But when Wat came out on the sea-front of Suliscanna he saw an unusual sight. Torches thronged in single file down the pathways. They flashed and crowded about the landing-place, passing and repassing each other. A boat-load of men was just disembarking in the nearer bay; while yet another was dropping down the slack of the ebb, coming from the south of the island and striking in for the shore exactly at the proper moment, like men who knew every turn of the currents.

Wat could hear the clatter of many voices.

Swimming silently and showing no more than the dark thatch of his hair over the water, he approached nearer. He might have been a seal for all the mark he made on the water.

As the torches gathered thicker about the landing-place, Wat could see the flash of arms as one gentleman and another disembarked. Presently a figure in black stepped ashore, and was greeted with a loud shout of welcome and acclaim by the islanders. Wat's heart sank within him, for he recognized his arch-enemy, and he knew that the difficulties of his task would now be infinitely increased. For my Lord of Barra it was indeed, who had at last come to claim his captive. And there behind him, like a hulking lubber-fiend, strode the burly, battered figure of Haxo the Bull, with the Calf and the Killer in close attendance.

CHAPTER XXXIV
CAPTOR AND CAPTIVE

Nevertheless, such a panoply is love that Wat's heart did not fail him. He waited till the flare of torches and the tumult of men's voices had withdrawn up the hill over which my Lord of Barra took his way to the house which he occupied during his infrequent visits to the island – a rude strength of stone consisting merely of three or four chambers which had been built after the castle on the rocks below had fallen into disrepair.

Wat swam ashore, keeping well to the right of the landing-place, where two or three men were still busied about the boats, securing them with ropes and getting out what bits of property had been left in them. Wat could not but feel a cold chill strike through his heart when he remembered that the possession of these boats by the islanders, together with their perfect knowledge of all the different states of the tide, would render his position upon the islet of Fiara infinitely more dangerous.

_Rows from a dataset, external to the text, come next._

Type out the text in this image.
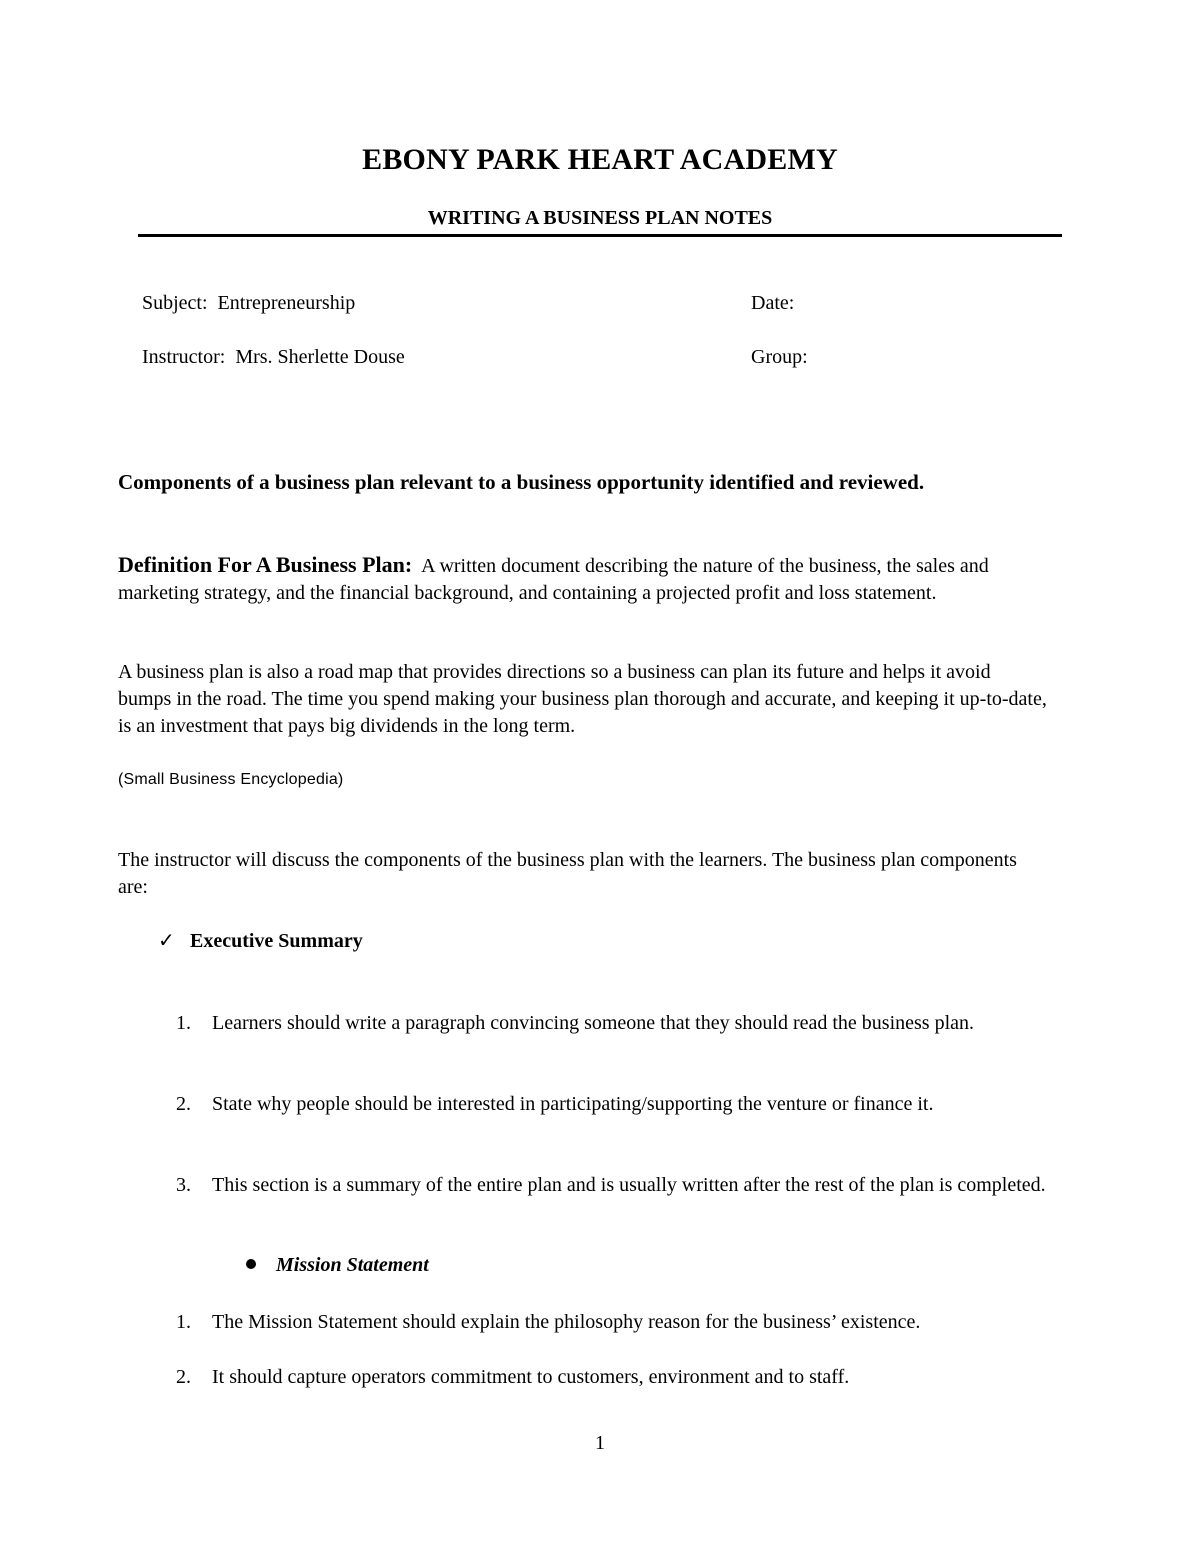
EBONY PARK HEART ACADEMY
WRITING A BUSINESS PLAN NOTES
Subject: Entrepreneurship	Date:
Instructor: Mrs. Sherlette Douse	Group:
Components of a business plan relevant to a business opportunity identified and reviewed.
Definition For A Business Plan: A written document describing the nature of the business, the sales and marketing strategy, and the financial background, and containing a projected profit and loss statement.
A business plan is also a road map that provides directions so a business can plan its future and helps it avoid bumps in the road. The time you spend making your business plan thorough and accurate, and keeping it up-to-date, is an investment that pays big dividends in the long term.
(Small Business Encyclopedia)
The instructor will discuss the components of the business plan with the learners. The business plan components are:
✓ Executive Summary
1.	Learners should write a paragraph convincing someone that they should read the business plan.
2.	State why people should be interested in participating/supporting the venture or finance it.
3.	This section is a summary of the entire plan and is usually written after the rest of the plan is completed.
Mission Statement
1.	The Mission Statement should explain the philosophy reason for the business’ existence.
2.	It should capture operators commitment to customers, environment and to staff.
1
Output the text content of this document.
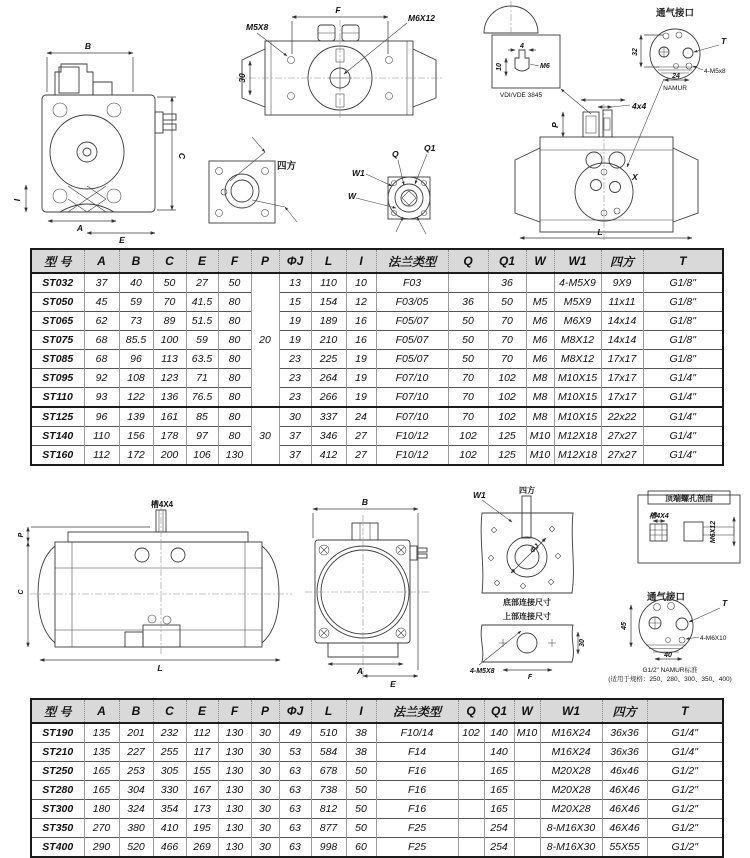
B
C
I
A
E
F
M6X12
M5X8
30
四方
Q1
Q
W1
W
4
M6
10
VDI/VDE 3845
通气接口
32
24
NAMUR
T
4-M5x8
4x4
P
X
L
型 号	A	B	C	E	F	P	ΦJ	L	I	法兰类型	Q	Q1	W	W1	四方	T
ST032	37	40	50	27	50	20	13	110	10	F03		36		4-M5X9	9X9	G1/8"
ST050	45	59	70	41.5	80		15	154	12	F03/05	36	50	M5	M5X9	11x11	G1/8"
ST065	62	73	89	51.5	80		19	189	16	F05/07	50	70	M6	M6X9	14x14	G1/8"
ST075	68	85.5	100	59	80		19	210	16	F05/07	50	70	M6	M8X12	14x14	G1/8"
ST085	68	96	113	63.5	80		23	225	19	F05/07	50	70	M6	M8X12	17x17	G1/8"
ST095	92	108	123	71	80		23	264	19	F07/10	70	102	M8	M10X15	17x17	G1/4"
ST110	93	122	136	76.5	80		23	266	19	F07/10	70	102	M8	M10X15	17x17	G1/4"
ST125	96	139	161	85	80	30	30	337	24	F07/10	70	102	M8	M10X15	22x22	G1/4"
ST140	110	156	178	97	80		37	346	27	F10/12	102	125	M10	M12X18	27x27	G1/4"
ST160	112	172	200	106	130		37	412	27	F10/12	102	125	M10	M12X18	27x27	G1/4"
槽4X4
P
C
L
B
A
E
W1	四方
ΦJ
底部连接尺寸
上部连接尺寸
4-M5X8
F
30
顶端螺孔剖面
槽4X4
M6X12
通气接口
45
40
T
4-M6X10
G1/2" NAMUR标准
(适用于规格：250、280、300、350、400)
型 号	A	B	C	E	F	P	ΦJ	L	I	法兰类型	Q	Q1	W	W1	四方	T
ST190	135	201	232	112	130	30	49	510	38	F10/14	102	140	M10	M16X24	36x36	G1/4"
ST210	135	227	255	117	130	30	53	584	38	F14		140		M16X24	36x36	G1/4"
ST250	165	253	305	155	130	30	63	678	50	F16		165		M20X28	46x46	G1/2"
ST280	165	304	330	167	130	30	63	738	50	F16		165		M20X28	46X46	G1/2"
ST300	180	324	354	173	130	30	63	812	50	F16		165		M20X28	46X46	G1/2"
ST350	270	380	410	195	130	30	63	877	50	F25		254		8-M16X30	46X46	G1/2"
ST400	290	520	466	269	130	30	63	998	60	F25		254		8-M16X30	55X55	G1/2"
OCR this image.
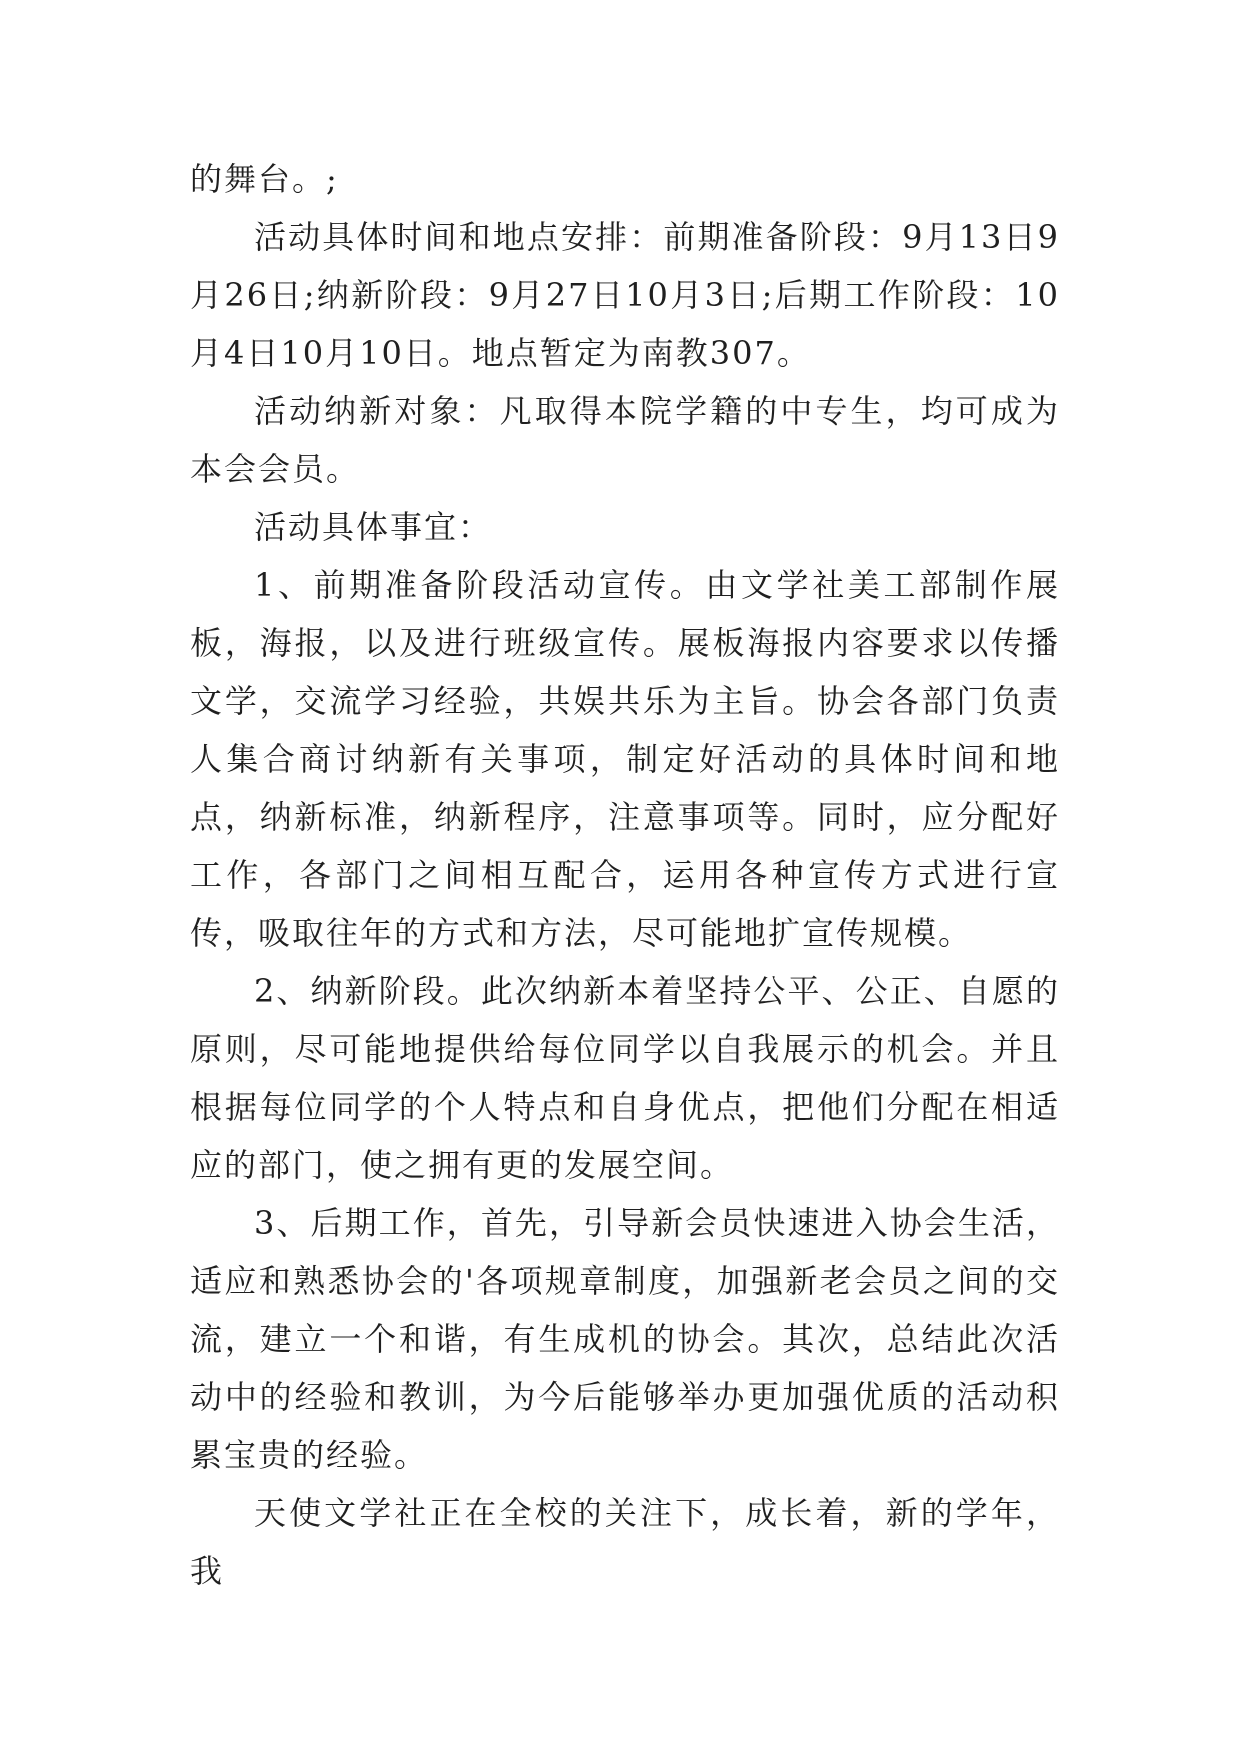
的舞台。;

活动具体时间和地点安排：前期准备阶段：9月13日9月26日;纳新阶段：9月27日10月3日;后期工作阶段：10月4日10月10日。地点暂定为南教307。

活动纳新对象：凡取得本院学籍的中专生，均可成为本会会员。

活动具体事宜：

1、前期准备阶段活动宣传。由文学社美工部制作展板，海报，以及进行班级宣传。展板海报内容要求以传播文学，交流学习经验，共娱共乐为主旨。协会各部门负责人集合商讨纳新有关事项，制定好活动的具体时间和地点，纳新标准，纳新程序，注意事项等。同时，应分配好工作，各部门之间相互配合，运用各种宣传方式进行宣传，吸取往年的方式和方法，尽可能地扩宣传规模。

2、纳新阶段。此次纳新本着坚持公平、公正、自愿的原则，尽可能地提供给每位同学以自我展示的机会。并且根据每位同学的个人特点和自身优点，把他们分配在相适应的部门，使之拥有更的发展空间。

3、后期工作，首先，引导新会员快速进入协会生活，适应和熟悉协会的'各项规章制度，加强新老会员之间的交流，建立一个和谐，有生成机的协会。其次，总结此次活动中的经验和教训，为今后能够举办更加强优质的活动积累宝贵的经验。

天使文学社正在全校的关注下，成长着，新的学年，我
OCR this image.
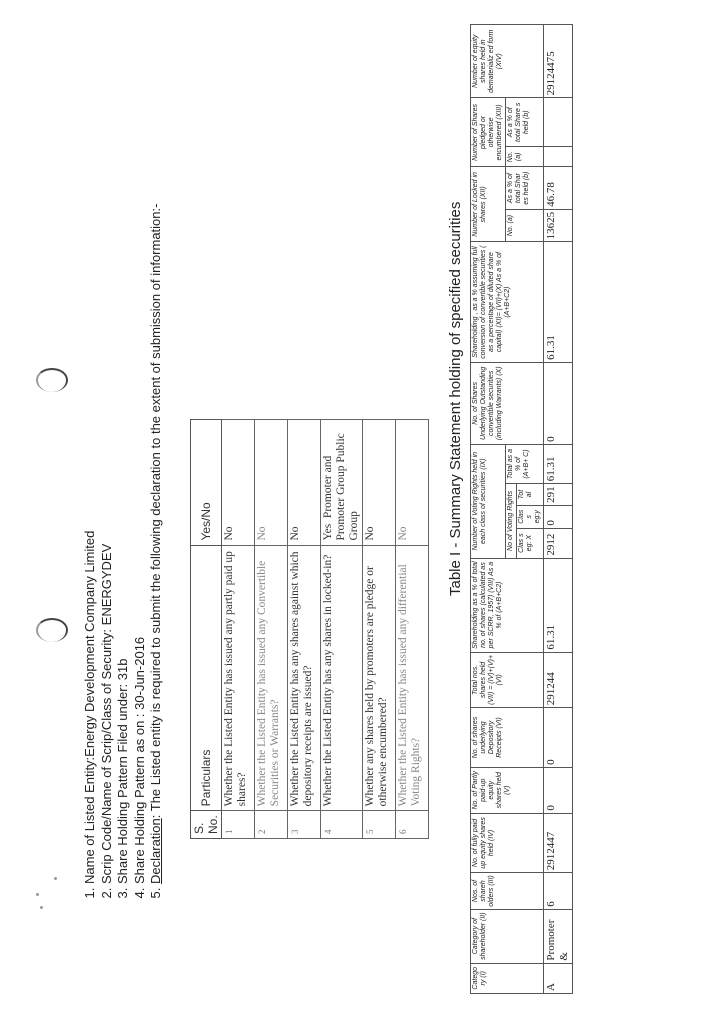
1. Name of Listed Entity:Energy Development Company Limited 2. Scrip Code/Name of Scrip/Class of Security: ENERGYDEV 3. Share Holding Pattern Filed under: 31b 4. Share Holding Pattern as on : 30-Jun-2016 5. Declaration: The Listed entity is required to submit the following declaration to the extent of submission of information:-
S. No.	Particulars	Yes/No
1	Whether the Listed Entity has issued any partly paid up shares?	No
2	Whether the Listed Entity has issued any Convertible Securities or Warrants?	No
3	Whether the Listed Entity has any shares against which depository receipts are issued?	No
4	Whether the Listed Entity has any shares in locked-in?	Yes  Promoter and Promoter Group Public Group
5	Whether any shares held by promoters are pledge or otherwise encumbered?	No
6	Whether the Listed Entity has issued any differential Voting Rights?	No	Table I - Summary Statement holding of specified securities
Catego ry (I)	Category of shareholder (II)	Nos. of shareh olders (III)	No. of fully paid up equity shares held (IV)	No. of Partly paid-up equity shares held (V)	No. of shares underlying Depository Receipts (VI)	Total nos. shares held (VII) = (IV)+(V)+ (VI)	Shareholding as a % of total no. of shares (calculated as per SCRR, 1957) (VIII) As a % of (A+B+C2)	Number of Voting Rights held in each class of securities (IX)				No. of Shares Underlying Outstanding convertible securities (including Warrants) (X)	Shareholding , as a % assuming full conversion of convertible securities ( as a percentage of diluted share capital) (XI)= (VII)+(X) As a % of (A+B+C2)	Number of Locked in shares (XII)		Number of Shares pledged or otherwise encumbered (XIII)		Number of equity shares held in dematerializ ed form (XIV)
								No of Voting Rights			Total as a % of (A+B+ C)			No. (a)	As a % of total Shar es held (b)	No. (a)	As a % of total Share s held (b)	
								Clas s eg: X	Clas s eg:y	Tot al								
A	Promoter &	6	2912447	0	0	291244	61.31	2912	0	291	61.31	0	61.31	13625	46.78			29124475
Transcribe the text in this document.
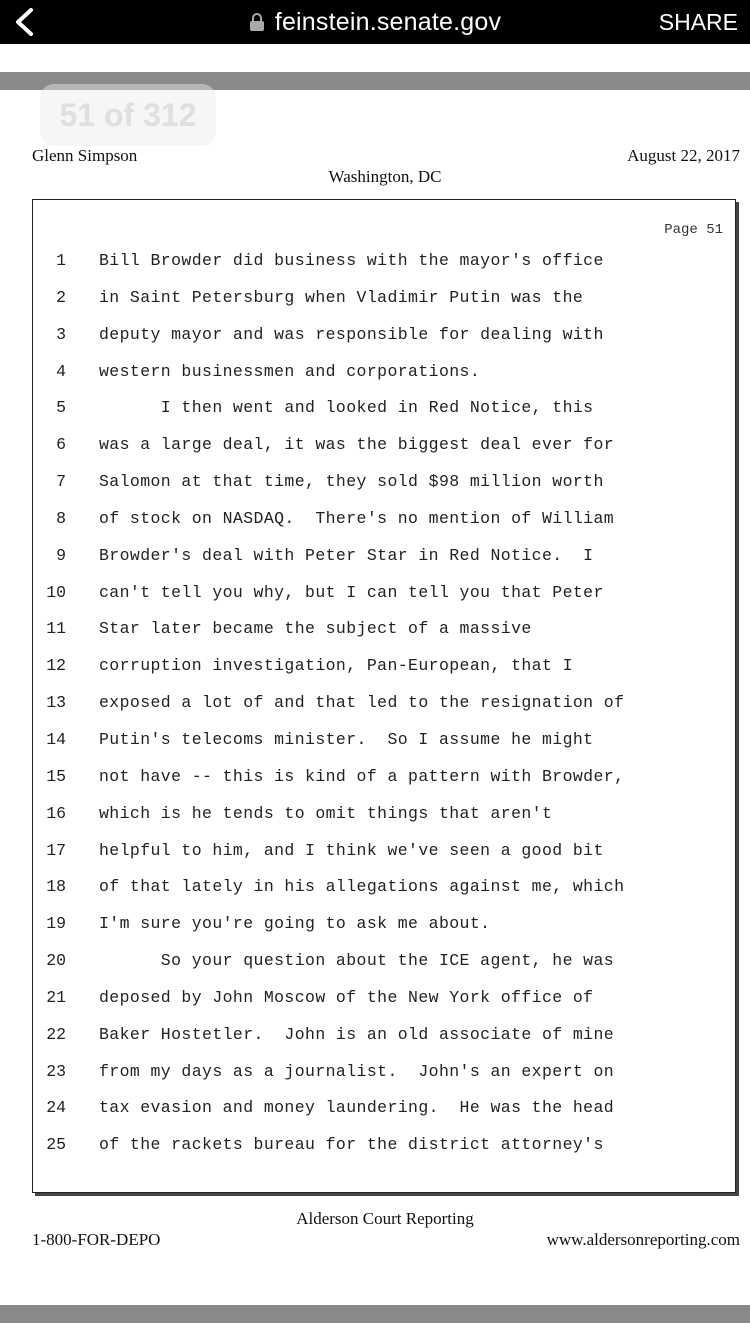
feinstein.senate.gov	SHARE
51 of 312
Glenn Simpson	August 22, 2017
Washington, DC
Page 51
1 Bill Browder did business with the mayor's office
2 in Saint Petersburg when Vladimir Putin was the
3 deputy mayor and was responsible for dealing with
4 western businessmen and corporations.
5 I then went and looked in Red Notice, this
6 was a large deal, it was the biggest deal ever for
7 Salomon at that time, they sold $98 million worth
8 of stock on NASDAQ.  There's no mention of William
9 Browder's deal with Peter Star in Red Notice.  I
10 can't tell you why, but I can tell you that Peter
11 Star later became the subject of a massive
12 corruption investigation, Pan-European, that I
13 exposed a lot of and that led to the resignation of
14 Putin's telecoms minister.  So I assume he might
15 not have -- this is kind of a pattern with Browder,
16 which is he tends to omit things that aren't
17 helpful to him, and I think we've seen a good bit
18 of that lately in his allegations against me, which
19 I'm sure you're going to ask me about.
20 So your question about the ICE agent, he was
21 deposed by John Moscow of the New York office of
22 Baker Hostetler.  John is an old associate of mine
23 from my days as a journalist.  John's an expert on
24 tax evasion and money laundering.  He was the head
25 of the rackets bureau for the district attorney's
Alderson Court Reporting
1-800-FOR-DEPO	www.aldersonreporting.com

"All the more reason," quoth undaunted Wat, "for us to make the attempt this very night."

So, keeping as before to the short heather above the paths, he made his way silently upward towards Scarlett's dungeon and the dwelling of his love.

He found Bess Landsborough eagerly waiting for him. She dragged him sharply away from the cottages.

"Gang back," she whispered, shaking him almost roughly, as though he were to blame; "ken ye not that the chief has come and there will no' be a sober man on the island this nicht? Even my Alister, if he were to come across ye before morning, would think no more of sticking a knife in ye than of breaking the back of a foumart5 with a muckle stane."

"I know that," said Wat, with composure, "and that is the reason why I am going to take both Kate and Scarlett with me to-night."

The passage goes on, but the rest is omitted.